European Union supporters are pressing the government for up to 1 million lats to fund a vote-swaying media campaign ahead of next year's membership referendum.
EU support in Latvia has been consistently below 50 percent since official polling began in 1998. Organizations like the European Integration Bureau say a mass media blitz might be the only way left to persuade Latvian voters to approve membership.
"There has been a lot of discussion about the need to inform the public, but there has been no money behind it," said bureau director Edvards Kusners.
In response, his office has asked the government to set aside 1 million lats (1.6 million euros) from next year's budget to set up a special government office devoted to winning hearts and minds.
Kusners and other non-government organizations, business and government leaders debated Nov. 15 what form the campaign should take during a conference in Riga.
All agreed that it should be government funded but involve pro-EU NGOs and private public relations and advertising firms.
The government approved a similar draft plan in October but Kusners and others are waiting to see how much money will be appropriated to pay for it.
And the clock, they stressed, is ticking.
"We're getting down to the last minute," said Ainars Dimants, president of the European Movement in Latvia.
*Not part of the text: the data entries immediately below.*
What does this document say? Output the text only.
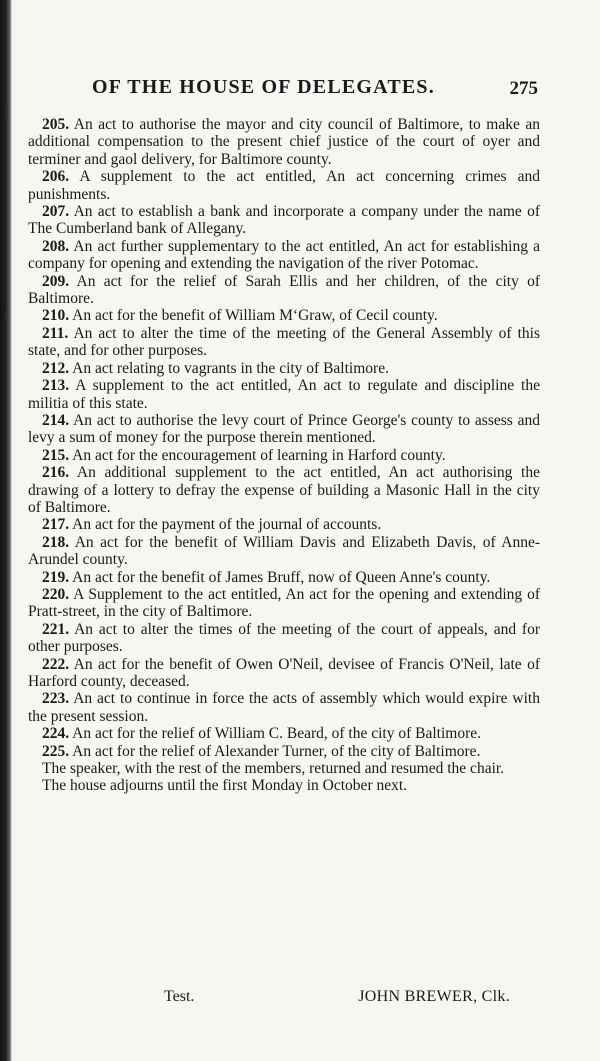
:
:
OF THE HOUSE OF DELEGATES.	275

205. An act to authorise the mayor and city council of Baltimore, to make an additional compensation to the present chief justice of the court of oyer and terminer and gaol delivery, for Baltimore county.

206. A supplement to the act entitled, An act concerning crimes and punishments.

207. An act to establish a bank and incorporate a company under the name of The Cumberland bank of Allegany.

208. An act further supplementary to the act entitled, An act for establishing a company for opening and extending the navigation of the river Potomac.

209. An act for the relief of Sarah Ellis and her children, of the city of Baltimore.

210. An act for the benefit of William M‘Graw, of Cecil county.

211. An act to alter the time of the meeting of the General Assembly of this state, and for other purposes.

212. An act relating to vagrants in the city of Baltimore.

213. A supplement to the act entitled, An act to regulate and discipline the militia of this state.

214. An act to authorise the levy court of Prince George's county to assess and levy a sum of money for the purpose therein mentioned.

215. An act for the encouragement of learning in Harford county.

216. An additional supplement to the act entitled, An act authorising the drawing of a lottery to defray the expense of building a Masonic Hall in the city of Baltimore.

217. An act for the payment of the journal of accounts.

218. An act for the benefit of William Davis and Elizabeth Davis, of Anne-Arundel county.

219. An act for the benefit of James Bruff, now of Queen Anne's county.

220. A Supplement to the act entitled, An act for the opening and extending of Pratt-street, in the city of Baltimore.

221. An act to alter the times of the meeting of the court of appeals, and for other purposes.

222. An act for the benefit of Owen O'Neil, devisee of Francis O'Neil, late of Harford county, deceased.

223. An act to continue in force the acts of assembly which would expire with the present session.

224. An act for the relief of William C. Beard, of the city of Baltimore.

225. An act for the relief of Alexander Turner, of the city of Baltimore.

The speaker, with the rest of the members, returned and resumed the chair.

The house adjourns until the first Monday in October next.

Test.	JOHN BREWER, Clk.
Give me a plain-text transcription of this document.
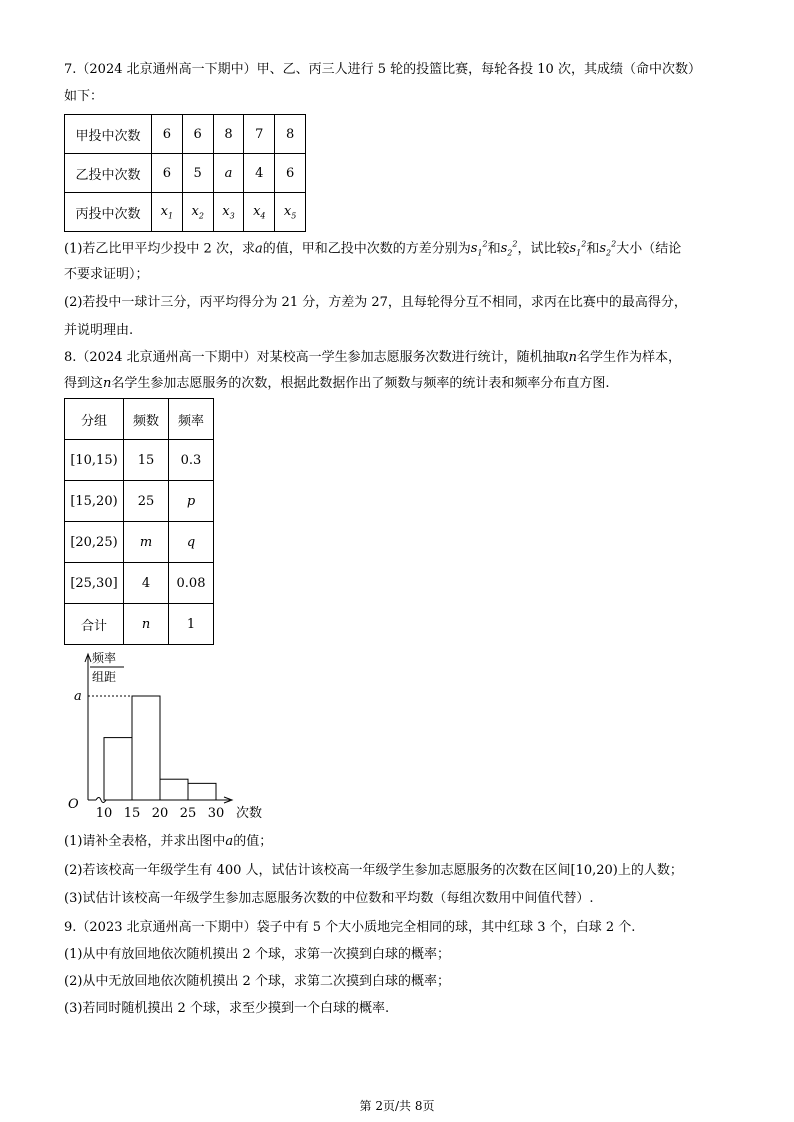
7.（2024 北京通州高一下期中）甲、乙、丙三人进行 5 轮的投篮比赛，每轮各投 10 次，其成绩（命中次数）
如下：
甲投中次数	6	6	8	7	8
乙投中次数	6	5	a	4	6
丙投中次数	$x_1$	$x_2$	$x_3$	$x_4$	$x_5$
(1)若乙比甲平均少投中 2 次，求a的值，甲和乙投中次数的方差分别为$s_1^2$和$s_2^2$，试比较$s_1^2$和$s_2^2$大小（结论
不要求证明）；
(2)若投中一球计三分，丙平均得分为 21 分，方差为 27，且每轮得分互不相同，求丙在比赛中的最高得分，
并说明理由.
8.（2024 北京通州高一下期中）对某校高一学生参加志愿服务次数进行统计，随机抽取n名学生作为样本，
得到这n名学生参加志愿服务的次数，根据此数据作出了频数与频率的统计表和频率分布直方图.
分组	频数	频率
[10,15)	15	0.3
[15,20)	25	p
[20,25)	m	q
[25,30]	4	0.08
合计	n	1
a
O
10 15 20 25 30 次数
频率
组距
(1)请补全表格，并求出图中a的值；
(2)若该校高一年级学生有 400 人，试估计该校高一年级学生参加志愿服务的次数在区间[10,20)上的人数；
(3)试估计该校高一年级学生参加志愿服务次数的中位数和平均数（每组次数用中间值代替）.
9.（2023 北京通州高一下期中）袋子中有 5 个大小质地完全相同的球，其中红球 3 个，白球 2 个.
(1)从中有放回地依次随机摸出 2 个球，求第一次摸到白球的概率；
(2)从中无放回地依次随机摸出 2 个球，求第二次摸到白球的概率；
(3)若同时随机摸出 2 个球，求至少摸到一个白球的概率.
第 2页/共 8页
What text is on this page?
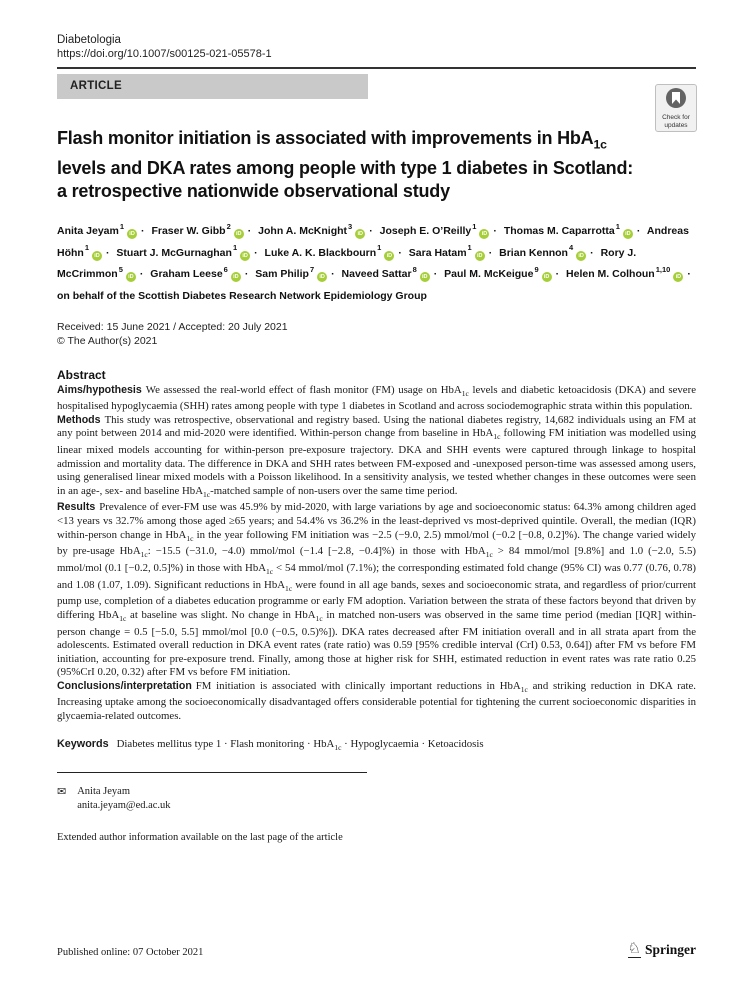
Diabetologia
https://doi.org/10.1007/s00125-021-05578-1
ARTICLE
Check for
updates
Flash monitor initiation is associated with improvements in HbA$_{1c}$
levels and DKA rates among people with type 1 diabetes in Scotland:
a retrospective nationwide observational study
Anita Jeyam$^1$iD · Fraser W. Gibb$^2$iD · John A. McKnight$^3$iD · Joseph E. O’Reilly$^1$iD · Thomas M. Caparrotta$^1$iD · Andreas Höhn$^1$iD · Stuart J. McGurnaghan$^1$iD · Luke A. K. Blackbourn$^1$iD · Sara Hatam$^1$iD · Brian Kennon$^4$iD · Rory J. McCrimmon$^5$iD · Graham Leese$^6$iD · Sam Philip$^7$iD · Naveed Sattar$^8$iD · Paul M. McKeigue$^9$iD · Helen M. Colhoun$^{1,10}$iD · on behalf of the Scottish Diabetes Research Network Epidemiology Group
Received: 15 June 2021 / Accepted: 20 July 2021
© The Author(s) 2021
Abstract

Aims/hypothesis We assessed the real-world effect of flash monitor (FM) usage on HbA$_{1c}$ levels and diabetic ketoacidosis (DKA) and severe hospitalised hypoglycaemia (SHH) rates among people with type 1 diabetes in Scotland and across sociodemographic strata within this population.

Methods This study was retrospective, observational and registry based. Using the national diabetes registry, 14,682 individuals using an FM at any point between 2014 and mid-2020 were identified. Within-person change from baseline in HbA$_{1c}$ following FM initiation was modelled using linear mixed models accounting for within-person pre-exposure trajectory. DKA and SHH events were captured through linkage to hospital admission and mortality data. The difference in DKA and SHH rates between FM-exposed and -unexposed person-time was assessed among users, using generalised linear mixed models with a Poisson likelihood. In a sensitivity analysis, we tested whether changes in these outcomes were seen in an age-, sex- and baseline HbA$_{1c}$-matched sample of non-users over the same time period.

Results Prevalence of ever-FM use was 45.9% by mid-2020, with large variations by age and socioeconomic status: 64.3% among children aged <13 years vs 32.7% among those aged ≥65 years; and 54.4% vs 36.2% in the least-deprived vs most-deprived quintile. Overall, the median (IQR) within-person change in HbA$_{1c}$ in the year following FM initiation was −2.5 (−9.0, 2.5) mmol/mol (−0.2 [−0.8, 0.2]%). The change varied widely by pre-usage HbA$_{1c}$: −15.5 (−31.0, −4.0) mmol/mol (−1.4 [−2.8, −0.4]%) in those with HbA$_{1c}$ > 84 mmol/mol [9.8%] and 1.0 (−2.0, 5.5) mmol/mol (0.1 [−0.2, 0.5]%) in those with HbA$_{1c}$ < 54 mmol/mol (7.1%); the corresponding estimated fold change (95% CI) was 0.77 (0.76, 0.78) and 1.08 (1.07, 1.09). Significant reductions in HbA$_{1c}$ were found in all age bands, sexes and socioeconomic strata, and regardless of prior/current pump use, completion of a diabetes education programme or early FM adoption. Variation between the strata of these factors beyond that driven by differing HbA$_{1c}$ at baseline was slight. No change in HbA$_{1c}$ in matched non-users was observed in the same time period (median [IQR] within-person change = 0.5 [−5.0, 5.5] mmol/mol [0.0 (−0.5, 0.5)%]). DKA rates decreased after FM initiation overall and in all strata apart from the adolescents. Estimated overall reduction in DKA event rates (rate ratio) was 0.59 [95% credible interval (CrI) 0.53, 0.64]) after FM vs before FM initiation, accounting for pre-exposure trend. Finally, among those at higher risk for SHH, estimated reduction in event rates was rate ratio 0.25 (95%CrI 0.20, 0.32) after FM vs before FM initiation.

Conclusions/interpretation FM initiation is associated with clinically important reductions in HbA$_{1c}$ and striking reduction in DKA rate. Increasing uptake among the socioeconomically disadvantaged offers considerable potential for tightening the current socioeconomic disparities in glycaemia-related outcomes.

Keywords Diabetes mellitus type 1 · Flash monitoring · HbA$_{1c}$ · Hypoglycaemia · Ketoacidosis
✉ Anita Jeyam
anita.jeyam@ed.ac.uk
Extended author information available on the last page of the article
Published online: 07 October 2021	♘ Springer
A date for the referendum, which is required for Latvia to join, has not yet been set, though all agreed it would have to take place by September at the latest.
Former Prime Minister Andris Berzins earlier this year pushed for Estonia, Latvia and Lithuania to vote on Aug. 23, 2003, the 64th anniversary of the secret Molotov-Ribbentrop pact between Germany and the Soviet Union that put Estonia and Latvia under the Soviet "occupation."
The latest opinion poll in Latvia, conducted in October and released last week, showed 49 percent of those asked would vote in favor of membership, up 3 percent over September. Roughly 35 percent would vote against joining and 15 were undecided.
That's a sharp increase over poll results earlier in the year - 36.3 percent responded in favor of membership in February - but it's still far from comfortable.
"We need at least 60 percent support for Latvia's membership in the EU to be stable," said Dimants.
To get that support the government has so far relied on a soft approach, purposefully avoiding doomsday scenarios that might accompany a "no" vote or any strategy that could be construed as brainwashing.
But Kusners said it had been an uncoordinated approach involving a few people from a couple of ministries, most notably the Agriculture Ministry.
"Now we need more," he said. "We need something well-structured, well-organized and well-funded."
Next year's budget has to be submitted to Parliament by Dec. 27 and would likely be approved by late January.
"There will be funds allocated but the exact amount is still to be determined," said Peteris Vinkelis, a close adviser to Prime Minister Einars Repse.
Vinkelis said the effort to win over Latvia's Euroskeptics should still keep a subtle tone.
Repse traveled to Warsaw last week to meet with leaders from other EU candidate countries and compare notes on support. What he likely found was that most countries already have well-funded information campaigns.
EU support in Slovenia, for example, jumped from a minority to 56 percent last spring after a government-funded information campaign.
After visiting Slovenia in April, Latvia's chief EU negotiator Girts Kesteris said he envied Slovenia's information campaign.
He's not alone among government officials who say it's overdue.
"This campaign should have been launched years ago," said MP Arturs Karins of Repse's New Era party.
The key to a successful referendum could be rural voters, who reacted positively to a small information campaign conducted by the Agriculture Ministry last spring and summer. But despite the brief campaign, many in the countryside are still unconvinced.
"Rural people haven't been properly prepared to be EU members," said Rihards Circenis, a prominent pro-EU farmer from the Valka region.
Rural voters, he stressed, could be the vote that swings the referendum solidly in favor of membership.
The key, he and others said, is to show small farmers and others the positive impact of joining and drown out backlash over things like agricultural subsidies.
"A person with one cow knows he won't be able to go on like that," said the European Movement's Dimants. "But he hasn't been made aware of the alternatives."